One feature ELB has, which is particularly pertinent to your question, is that it supports sticky sessions out of the box - just a matter of marking a checkbox.
However, I have to add a major caveat, which is that ELB can break socket.io in bizarre ways. If you just use long polling you should be fine (assuming sticky sessions are enabled), but getting actual websockets working is somewhere between extremely frustrating and impossible.
Between processes
While there are a lot of alternatives to using cluster, both within Node and without, I tend to agree cluster itself is usually perfectly fine.
However, one case where it does not work is when you want sticky sessions behind a load balancer, as you apparently do here.
First off, it should be made explicit that the only reason you even need sticky sessions in the first place is because socket.io relies on session data stored in-memory between requests to work (during the handshake for websockets, or basically throughout for long polling). In general, relying on data stored this way should be avoided as much as possible, for a variety of reasons, but with socket.io you don't really have a choice.
Now, this doesn't seem too bad, since cluster can support sticky sessions, using the sticky-session module mentioned in socket.io's documentation, or the snippet you seem to be using.
The thing is, since these sticky sessions are based on the client's IP, they won't work behind a load balancer, be it nginx, ELB, or anything else, since all that's visible inside the instance at that point is the load balancer's IP. The remoteAddress
your code tries to hash isn't actually the client's address at all.
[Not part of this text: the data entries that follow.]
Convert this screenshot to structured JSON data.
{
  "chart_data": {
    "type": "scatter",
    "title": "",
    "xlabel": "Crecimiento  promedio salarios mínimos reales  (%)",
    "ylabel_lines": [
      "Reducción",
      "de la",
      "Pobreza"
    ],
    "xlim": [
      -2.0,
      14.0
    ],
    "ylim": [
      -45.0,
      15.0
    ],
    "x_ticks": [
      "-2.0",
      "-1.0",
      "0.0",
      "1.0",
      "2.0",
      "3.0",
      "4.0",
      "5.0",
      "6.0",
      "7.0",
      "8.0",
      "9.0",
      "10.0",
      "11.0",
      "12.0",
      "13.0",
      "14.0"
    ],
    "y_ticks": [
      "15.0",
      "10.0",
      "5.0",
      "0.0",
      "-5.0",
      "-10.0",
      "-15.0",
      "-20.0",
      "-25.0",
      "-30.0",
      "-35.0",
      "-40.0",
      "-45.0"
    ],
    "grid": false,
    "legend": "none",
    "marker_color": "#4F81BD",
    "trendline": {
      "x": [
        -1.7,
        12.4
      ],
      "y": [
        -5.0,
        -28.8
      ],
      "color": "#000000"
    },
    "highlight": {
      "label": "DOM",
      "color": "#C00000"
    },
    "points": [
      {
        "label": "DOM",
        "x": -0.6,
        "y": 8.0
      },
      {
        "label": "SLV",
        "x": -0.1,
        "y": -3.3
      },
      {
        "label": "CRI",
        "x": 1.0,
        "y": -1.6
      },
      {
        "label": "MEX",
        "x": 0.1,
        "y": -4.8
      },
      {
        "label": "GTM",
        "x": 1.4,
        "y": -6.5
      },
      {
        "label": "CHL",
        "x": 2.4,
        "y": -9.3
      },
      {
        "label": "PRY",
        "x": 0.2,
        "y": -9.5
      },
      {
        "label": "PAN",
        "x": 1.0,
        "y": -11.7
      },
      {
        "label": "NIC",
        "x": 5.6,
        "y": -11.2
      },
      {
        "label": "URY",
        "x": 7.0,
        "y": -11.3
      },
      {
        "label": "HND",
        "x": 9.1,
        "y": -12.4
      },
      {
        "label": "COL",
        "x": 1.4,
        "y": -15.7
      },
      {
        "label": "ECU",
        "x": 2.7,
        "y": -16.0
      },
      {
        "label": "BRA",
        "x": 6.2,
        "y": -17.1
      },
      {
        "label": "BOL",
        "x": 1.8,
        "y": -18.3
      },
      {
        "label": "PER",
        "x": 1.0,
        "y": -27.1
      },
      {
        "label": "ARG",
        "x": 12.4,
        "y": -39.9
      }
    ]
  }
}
That is, when your Node code tries to act as a load balancer between processes, the IP it tries to use will just always be the IP of the other load balancer, that balances between instances. Therefore, all requests will end up at the same process, defeating cluster's whole purpose.
You can see the details of this issue, and a couple of potential ways to solve it (none of which particularly pretty), in this question.
The importance of Redis
As I mentioned earlier, once you have multiple instances/processes receiving requests from your users, in-memory storage of session data is no longer sufficient. Sticky sessions are one way to go, although other, arguably better solutions exist, among them central session storage, which Redis can provide. See this post for a pretty comprehensive review of the subject.
Seeing as your question is about socket.io, though, I'll assume you probably meant Redis's specific importance for websockets, so:
When you have multiple socket.io servers (instances/processes), a given user will be connected to only one such server at any given time. However, any of the servers may, at any time, wish to emit a message to a given user, or even a broadcast to all users, regardless of which server they're currently under.
To that end, socket.io supports "Adapters", of which Redis is one, that allow the different socket.io servers to communicate among themselves. When one server emits a message, it goes into Redis, and then all servers see it (Pub/Sub) and can send it to their users, making sure the message will reach its target.
This, again, is explained in socket.io's documentation regarding multiple nodes, and perhaps even better in this Stack Overflow answer.